Getting rid of stereotype Formalities – 1 Aug 13

Personal statement

While writing so much about habits in my home country India and also in my home country of choice, Germany, I obviously also noted whether I fit into those stereotypes or not. I had a few thoughts to that and didn’t want to keep you in the dark.

I am a very non-formal person and have always been, but nevertheless there are of course elements of a culture that you adapt when you live in that culture. This is how I also had for example the habit of saying ‘no, no’ first and then accepting something anyway after the other person insisted a few times. It is just the common form of being polite and nice. There was once incident though that changed this habit forever: when I was in Germany, on my first trip, I visited my first German friend, Dr. Michael Kosak. He knew I was new in Germany and he wanted to give me some money, saying ‘Keep this, you may need it some time’. He had it in his hand and wanted to pass it to me. In typical Indian style I refused but he came forward, placed it in my hand and said firmly ‘Money is the thing that you should never disrespect by refusing it!’ I followed his advice ever since and don’t do the ‘No, no, I cannot take this’ anymore, not only when money is concerned but also with other things that I don’t want to disrespect.

I now tend to ignore this and similar socially popular games. When I offer something, I just put the option out there. If they want to take it, they will have to take their chance the first time or learn it for the next time. I just don’t keep on insisting and often just explain that I am not that formal.

I also don’t enjoy this same process of insisting and refusing when it comes to food. I am honest and clear – if I cannot eat more, I will tell this to the person who comes by and wants to put more on my plate. Once I was eating and the woman who distributed kept on urging me very much to eat. After having refused at least five times, she still placed food on my plate and then I just let her put more. And she came by again and put even more. In the end, I was done and the plate was full. I just got up though – really, I had told her often enough that I could not eat more! Tell me, what should I do: it is your food but my stomach and body and I have to take care of it!

I have also written about Indian Standard Time and the Indian idea of punctuality – which contrasts very much with how Germans regard time. I got to know this while working in Germany and although I was never very late, I developed a new punctuality and am now normally very much on time.

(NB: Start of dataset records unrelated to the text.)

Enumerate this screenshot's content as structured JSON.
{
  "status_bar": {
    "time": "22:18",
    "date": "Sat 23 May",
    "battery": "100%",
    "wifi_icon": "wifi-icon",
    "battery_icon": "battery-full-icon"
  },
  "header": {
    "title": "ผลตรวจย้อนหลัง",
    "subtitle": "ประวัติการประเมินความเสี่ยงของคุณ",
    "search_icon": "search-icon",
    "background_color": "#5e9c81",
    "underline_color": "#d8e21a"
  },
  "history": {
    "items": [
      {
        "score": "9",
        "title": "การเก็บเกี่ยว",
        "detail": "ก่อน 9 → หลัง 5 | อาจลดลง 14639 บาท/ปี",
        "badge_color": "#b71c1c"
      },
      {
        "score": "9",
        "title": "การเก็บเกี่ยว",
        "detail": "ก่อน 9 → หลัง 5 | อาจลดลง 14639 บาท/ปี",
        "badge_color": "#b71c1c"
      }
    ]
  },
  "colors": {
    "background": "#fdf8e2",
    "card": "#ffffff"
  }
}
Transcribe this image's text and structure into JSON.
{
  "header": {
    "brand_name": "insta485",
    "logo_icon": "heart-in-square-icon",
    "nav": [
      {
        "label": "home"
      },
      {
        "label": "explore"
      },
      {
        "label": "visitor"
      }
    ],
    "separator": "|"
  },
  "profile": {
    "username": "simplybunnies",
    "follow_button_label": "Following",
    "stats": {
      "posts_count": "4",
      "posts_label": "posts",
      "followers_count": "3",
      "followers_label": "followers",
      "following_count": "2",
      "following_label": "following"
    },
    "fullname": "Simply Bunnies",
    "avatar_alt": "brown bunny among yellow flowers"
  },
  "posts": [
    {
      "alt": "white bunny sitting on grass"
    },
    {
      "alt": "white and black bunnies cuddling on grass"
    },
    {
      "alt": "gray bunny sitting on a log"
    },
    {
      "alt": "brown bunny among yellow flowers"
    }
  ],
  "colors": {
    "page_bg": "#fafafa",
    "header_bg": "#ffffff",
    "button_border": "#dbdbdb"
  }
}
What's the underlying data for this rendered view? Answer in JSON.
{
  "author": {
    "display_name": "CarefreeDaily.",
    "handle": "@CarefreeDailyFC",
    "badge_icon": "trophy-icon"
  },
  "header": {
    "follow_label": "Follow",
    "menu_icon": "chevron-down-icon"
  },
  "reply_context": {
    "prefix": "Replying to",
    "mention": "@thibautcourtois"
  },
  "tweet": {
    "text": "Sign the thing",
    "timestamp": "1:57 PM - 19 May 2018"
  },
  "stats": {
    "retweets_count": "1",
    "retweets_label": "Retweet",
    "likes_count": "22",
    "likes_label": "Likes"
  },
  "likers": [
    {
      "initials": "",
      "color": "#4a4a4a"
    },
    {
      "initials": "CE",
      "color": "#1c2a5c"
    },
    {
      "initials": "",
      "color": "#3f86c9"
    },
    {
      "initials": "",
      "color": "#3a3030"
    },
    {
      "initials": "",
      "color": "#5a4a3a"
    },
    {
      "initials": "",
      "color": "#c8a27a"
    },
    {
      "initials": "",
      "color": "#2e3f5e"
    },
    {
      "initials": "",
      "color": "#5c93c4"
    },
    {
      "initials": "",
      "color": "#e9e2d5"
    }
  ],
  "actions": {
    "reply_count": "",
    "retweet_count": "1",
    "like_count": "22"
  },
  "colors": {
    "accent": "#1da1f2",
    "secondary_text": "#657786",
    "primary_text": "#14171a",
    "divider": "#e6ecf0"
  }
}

In the long time living abroad, my mind and habits have changed a lot and although I was never very formal, I have got rid of the remaining formalities, too, I believe. Now I find myself quite often in the situation that I have to explain visitors about my lack of formality.

When someone invites me, as I wrote yesterday, I really answer honestly, for example that I hardly go out in Vrindavan and that I will thus probably not come to visit. If they insist five times however, I often get tired of explaining myself and just agree, joining the social game again, succumbing to politeness, formality and cultural habits.

If you see it as a game, as I often do, it is fun to play with your own reaction and observe the reaction of others. What I enjoy most however is if the person in front of me also drops all formalities and we can talk from heart to heart. Luckily, this is the beauty of Indian culture – once you are past the formalities, people are ready to open their feelings and heart. Yes, every culture has interesting aspects and I enjoy exploring the basics of at least two cultures!